Sehr geehrter Professor Craig,

ich habe ihr Buch The Kalam Cosmological Argument gerade zu Ende gelesen und fand es aus geschichtlicher Perspektive faszinierend und aus philosophischer Perspektive anregend. Sie haben viel Zeit und Arbeit in die Modernisierung dieses sehr alten Arguments für Gott gesteckt, und es ist wirklich eines der überzeugendsten und stärksten Argumente für die Existenz Gottes. Doch was hat Sie dazu bewegt, das kalam-kosmologische Argument so intensiv zu studieren? Es gibt Dutzende Argumente, die im Laufe der Geschichte in Bezug auf die Ontologie Gottes vorgebracht wurden – welchen Reiz hatte also gerade dieses Argument für Sie als Philosophen und Theologen?

Gottes Segen.

Spencer
 

United States

Prof. Craigs Antwort


A

Danke, Spencer, für diese persönliche Frage. Ich erzähle immer gerne, wie es sich bei dieser Entdeckung, die mein Leben veränderte, verhielt.

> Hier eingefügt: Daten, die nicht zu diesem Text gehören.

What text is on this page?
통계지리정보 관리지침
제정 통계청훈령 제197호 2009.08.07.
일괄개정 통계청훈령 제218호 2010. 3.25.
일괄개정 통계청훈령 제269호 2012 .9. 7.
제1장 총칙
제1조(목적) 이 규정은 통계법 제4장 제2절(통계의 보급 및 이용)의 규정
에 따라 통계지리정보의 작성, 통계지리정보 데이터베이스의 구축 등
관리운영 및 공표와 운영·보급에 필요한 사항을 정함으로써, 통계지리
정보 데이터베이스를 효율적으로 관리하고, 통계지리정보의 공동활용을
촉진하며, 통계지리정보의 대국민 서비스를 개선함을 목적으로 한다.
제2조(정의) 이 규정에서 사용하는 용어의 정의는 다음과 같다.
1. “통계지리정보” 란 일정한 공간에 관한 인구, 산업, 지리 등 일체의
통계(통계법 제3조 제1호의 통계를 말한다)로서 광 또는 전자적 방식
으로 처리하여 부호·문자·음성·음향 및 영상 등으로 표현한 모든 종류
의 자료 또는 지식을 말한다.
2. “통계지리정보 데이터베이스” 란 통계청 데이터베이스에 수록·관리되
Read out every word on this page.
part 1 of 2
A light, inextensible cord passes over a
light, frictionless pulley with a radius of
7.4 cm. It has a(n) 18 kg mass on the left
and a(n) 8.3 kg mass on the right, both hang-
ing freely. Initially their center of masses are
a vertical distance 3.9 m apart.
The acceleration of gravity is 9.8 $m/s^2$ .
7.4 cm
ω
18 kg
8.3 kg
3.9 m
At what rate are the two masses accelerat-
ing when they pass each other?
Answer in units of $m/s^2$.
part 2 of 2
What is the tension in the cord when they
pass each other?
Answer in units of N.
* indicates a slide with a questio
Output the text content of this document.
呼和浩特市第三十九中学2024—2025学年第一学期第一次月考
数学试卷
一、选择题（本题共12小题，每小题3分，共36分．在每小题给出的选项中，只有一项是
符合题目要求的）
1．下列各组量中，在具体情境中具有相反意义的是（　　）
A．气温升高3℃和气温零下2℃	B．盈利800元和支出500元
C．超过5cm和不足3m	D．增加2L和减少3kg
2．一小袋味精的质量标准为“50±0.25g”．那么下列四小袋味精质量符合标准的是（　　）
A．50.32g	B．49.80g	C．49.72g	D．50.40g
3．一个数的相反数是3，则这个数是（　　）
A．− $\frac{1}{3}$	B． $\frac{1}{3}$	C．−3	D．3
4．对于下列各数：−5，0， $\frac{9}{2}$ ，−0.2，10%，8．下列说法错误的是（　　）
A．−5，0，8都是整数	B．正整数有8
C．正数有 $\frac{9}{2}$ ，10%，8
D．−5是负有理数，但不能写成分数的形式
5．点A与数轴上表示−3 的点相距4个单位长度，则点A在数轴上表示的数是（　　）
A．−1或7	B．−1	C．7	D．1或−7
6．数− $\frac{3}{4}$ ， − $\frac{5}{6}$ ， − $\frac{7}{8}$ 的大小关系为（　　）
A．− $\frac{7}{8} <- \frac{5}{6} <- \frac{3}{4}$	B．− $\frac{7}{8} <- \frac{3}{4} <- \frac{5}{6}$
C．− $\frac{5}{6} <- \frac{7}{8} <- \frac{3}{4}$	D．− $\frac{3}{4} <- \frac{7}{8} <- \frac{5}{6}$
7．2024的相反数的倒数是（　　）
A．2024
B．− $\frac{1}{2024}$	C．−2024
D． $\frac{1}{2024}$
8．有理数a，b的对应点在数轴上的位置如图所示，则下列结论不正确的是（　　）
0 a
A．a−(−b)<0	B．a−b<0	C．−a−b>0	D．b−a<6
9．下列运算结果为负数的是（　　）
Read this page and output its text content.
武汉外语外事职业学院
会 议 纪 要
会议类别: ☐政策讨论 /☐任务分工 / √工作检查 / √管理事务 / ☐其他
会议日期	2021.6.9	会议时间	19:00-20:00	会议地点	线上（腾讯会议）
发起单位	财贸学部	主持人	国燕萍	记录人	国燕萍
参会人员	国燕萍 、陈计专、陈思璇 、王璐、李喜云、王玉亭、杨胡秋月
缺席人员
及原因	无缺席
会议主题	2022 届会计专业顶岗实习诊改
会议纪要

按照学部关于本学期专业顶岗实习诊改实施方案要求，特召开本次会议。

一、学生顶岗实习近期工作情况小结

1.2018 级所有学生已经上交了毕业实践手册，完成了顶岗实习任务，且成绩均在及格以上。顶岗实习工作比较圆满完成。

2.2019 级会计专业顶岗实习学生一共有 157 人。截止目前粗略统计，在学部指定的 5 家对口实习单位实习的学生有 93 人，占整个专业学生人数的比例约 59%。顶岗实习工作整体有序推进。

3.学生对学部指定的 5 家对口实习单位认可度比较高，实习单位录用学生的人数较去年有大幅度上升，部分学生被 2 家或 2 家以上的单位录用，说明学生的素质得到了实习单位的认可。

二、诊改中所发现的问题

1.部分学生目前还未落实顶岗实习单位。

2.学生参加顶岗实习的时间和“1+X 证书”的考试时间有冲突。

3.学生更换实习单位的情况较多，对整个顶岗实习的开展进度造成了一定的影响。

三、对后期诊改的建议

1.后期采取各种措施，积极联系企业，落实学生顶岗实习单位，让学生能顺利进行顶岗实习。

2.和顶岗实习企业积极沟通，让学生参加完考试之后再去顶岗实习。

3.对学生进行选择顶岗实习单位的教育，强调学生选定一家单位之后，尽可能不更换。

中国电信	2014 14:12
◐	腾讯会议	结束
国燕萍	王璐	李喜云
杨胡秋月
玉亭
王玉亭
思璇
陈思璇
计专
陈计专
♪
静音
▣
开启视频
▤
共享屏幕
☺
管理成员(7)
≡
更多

Man muss bedenken, dass mir meine Theologie-Professoren am Wheaton College, wie z. B. Robert Webber, gesagt hatten, dass es keine guten Argumente für die Existenz Gottes gebe. Er sagte, dass die traditionellen Argumente alle widerlegt worden waren. Während meines vierjährigen Studiums am Wheaton College wurde weder natürliche Theologie noch eine positive Apologetik irgendeiner Art unterrichtet. Wir hatten damals nur die Art negative Apologetik, wie sie Francis Schaeffer vertrat, die besagte, dass das individuelle Menschenleben und die Kultur den Bach runter gehen und in Verzweiflung oder Widersprüchen enden, wenn der Theismus, und vor allem das Christentum, nicht wahr sind. Das Problem mit dieser Art negativer Apologetik ist, dass sie einem immer noch keinen Grund bietet, warum das Christentum wahr ist oder warum Bertrand Russell Unrecht mit seiner Aussage hatte, dass man, um mit dem Leben zurechtzukommen, erkennen müsse, dass die Welt ein wahrhaft schrecklicher Ort ist.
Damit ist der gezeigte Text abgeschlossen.